Au Maroc, l’historien Muḥammad Ibn-aṭ-Ṭaiyib al- Qādirī (1712 – 1773) a considéré de «juste» la mesure ottomane qui interdit «la consommation du café, du vin, de l’alcool et du tabac». Dans son ouvrage Nashr al-mathani li-ahl al-qarn al-hadi ‘ashr wa al-thani, il a rappelé que «l’applicabilité sans pitié de cet ordre a été tout autant assurée en Egypte et au Levant».
Dans leur ouvrage «Du Thé à atây, l’habitude et l’histoire» (éditions Faculté de lettres et des droits de Rabat, 1999), les historiens et chercheurs Abdelahad Sebti et Abderrahman Lakhssassi soulignent que l’interdiction ou l’autorisation du café a suscité un vif intérêt chez les théologiens marocains, dont Mohamed Taleb Ben Hamdoun Ben El Hajj.
En effet, celui qui a reçu son éducation religieuse à Fès au cours du XIXe siècle a expliqué que le débat était très agité autour de cette question, du côté des oulémas.
«Les gens qui le boivent avec excès atteignent un stade d’enivrement similaire à l’effet de l’alcool. Mais le fait est que le café est un revitalisant de l’âme pour lequel on peut développer une certaine accoutumance, comme ce qui arrive lorsqu’on adopte des habitudes alimentaires inchangées et qu’il est difficile de se nourrir autrement.»
Mohamed Taleb Ben Hamdoun Ben El Hajj
Juge à Marrakech pendant près de 13 ans, Mohamed Taleb Ben Hamdoun Ben El Hajj indique cependant que le café a inspiré méfiance à d’autres, par le fait que «tout imbécile y a eu recours». Ainsi, il aurait même été recommandé d’«éviter tout rassemblement où le café serait proposé».
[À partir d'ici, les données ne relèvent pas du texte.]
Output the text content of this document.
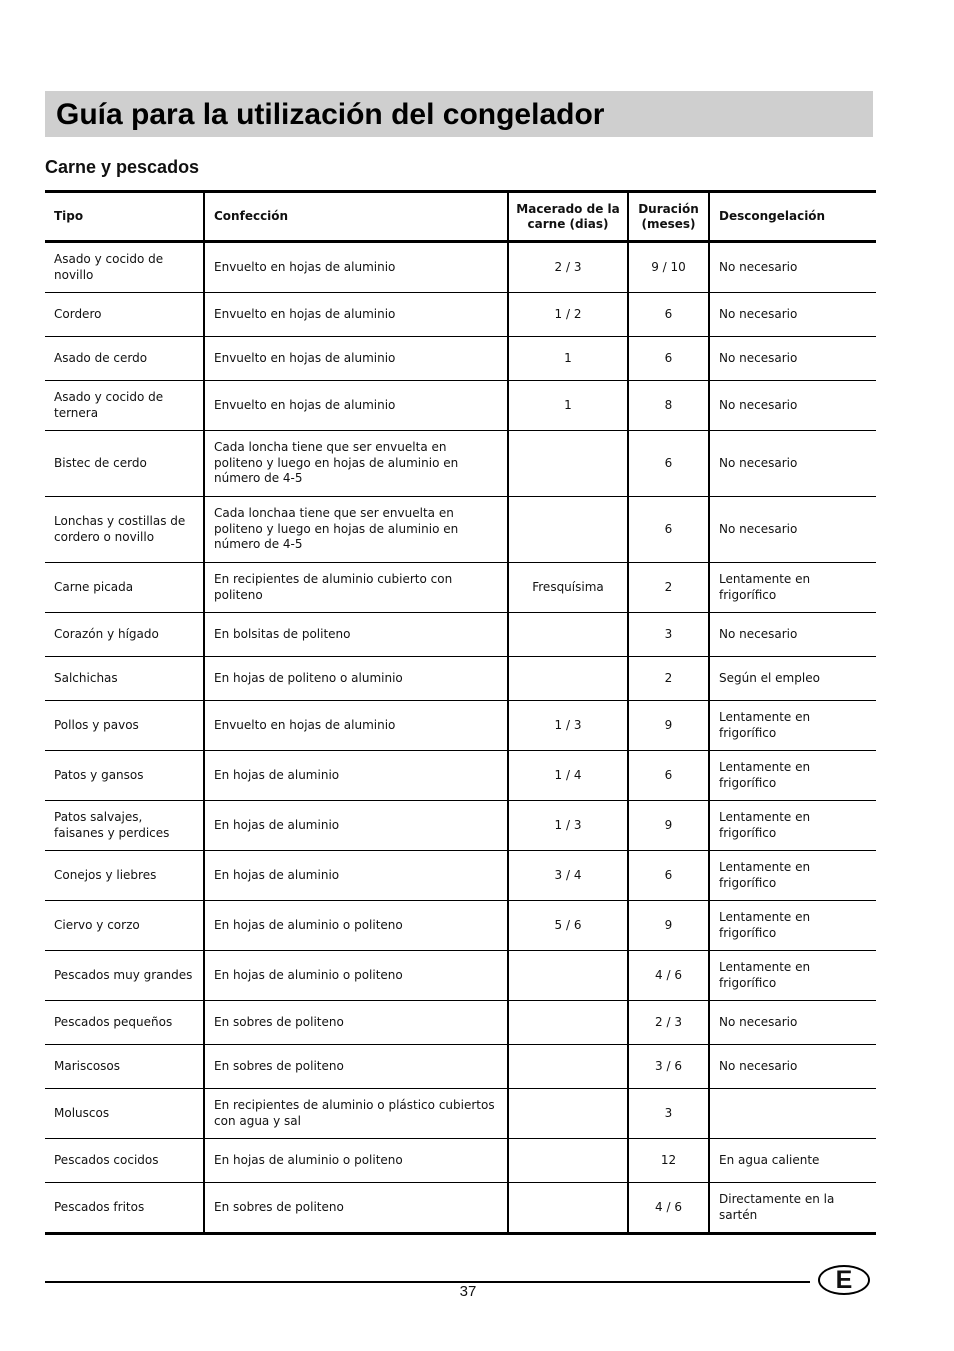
Guía para la utilización del congelador
Carne y pescados
Tipo	Confección	Macerado de la carne (dias)	Duración (meses)	Descongelación
Asado y cocido de novillo	Envuelto en hojas de aluminio	2 / 3	9 / 10	No necesario
Cordero	Envuelto en hojas de aluminio	1 / 2	6	No necesario
Asado de cerdo	Envuelto en hojas de aluminio	1	6	No necesario
Asado y cocido de ternera	Envuelto en hojas de aluminio	1	8	No necesario
Bistec de cerdo	Cada loncha tiene que ser envuelta en politeno y luego en hojas de aluminio en número de 4-5		6	No necesario
Lonchas y costillas de cordero o novillo	Cada lonchaa tiene que ser envuelta en politeno y luego en hojas de aluminio en número de 4-5		6	No necesario
Carne picada	En recipientes de aluminio cubierto con politeno	Fresquísima	2	Lentamente en frigorífico
Corazón y hígado	En bolsitas de politeno		3	No necesario
Salchichas	En hojas de politeno o aluminio		2	Según el empleo
Pollos y pavos	Envuelto en hojas de aluminio	1 / 3	9	Lentamente en frigorífico
Patos y gansos	En hojas de aluminio	1 / 4	6	Lentamente en frigorífico
Patos salvajes, faisanes y perdices	En hojas de aluminio	1 / 3	9	Lentamente en frigorífico
Conejos y liebres	En hojas de aluminio	3 / 4	6	Lentamente en frigorífico
Ciervo y corzo	En hojas de aluminio o politeno	5 / 6	9	Lentamente en frigorífico
Pescados muy grandes	En hojas de aluminio o politeno		4 / 6	Lentamente en frigorífico
Pescados pequeños	En sobres de politeno		2 / 3	No necesario
Mariscosos	En sobres de politeno		3 / 6	No necesario
Moluscos	En recipientes de aluminio o plástico cubiertos con agua y sal		3	
Pescados cocidos	En hojas de aluminio o politeno		12	En agua caliente
Pescados fritos	En sobres de politeno		4 / 6	Directamente en la sartén
37	E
De son côté, Cheikh Al Youssi, qui vécu au XVIIe siècle, a ouvertement interdit la consommation du café en appelant les musulmans à éviter cette boisson qui «rend fou». Cheikh Ahmed Zarrouk a également émis une fatwa où il interdit religieusement cette substance qui «affecte le corps et l’esprit».
Et le café devient halal
D’autres théologiens ont défendu l’autorisation pour les musulmans de boire le café, comme le juriste marocain Al-Ajouri, qui a vécu au XVIe siècle. Repris dans l’ouvrage «Du Thé à atây, l’habitude et l’histoire», Al-Ajouri a en effet mis en avant les bienfaits du café sur le corps humain et la santé. Selon lui, cette boisson facilite la digestion, guérit de certaines maladies et protège de la mauvaise haleine.
Au fil du temps, les Marocains ont contourné les débats sur la prohibition du café ou non autorisation pour des raisons religieuses. Son libre usage s’est peu à peu installé dans les ménages. Présenté d’abord lors des réceptions, des fêtes et des occasions, le café a fini par devenir un rituel commun de la vie quotidienne de plusieurs familles dans le pays.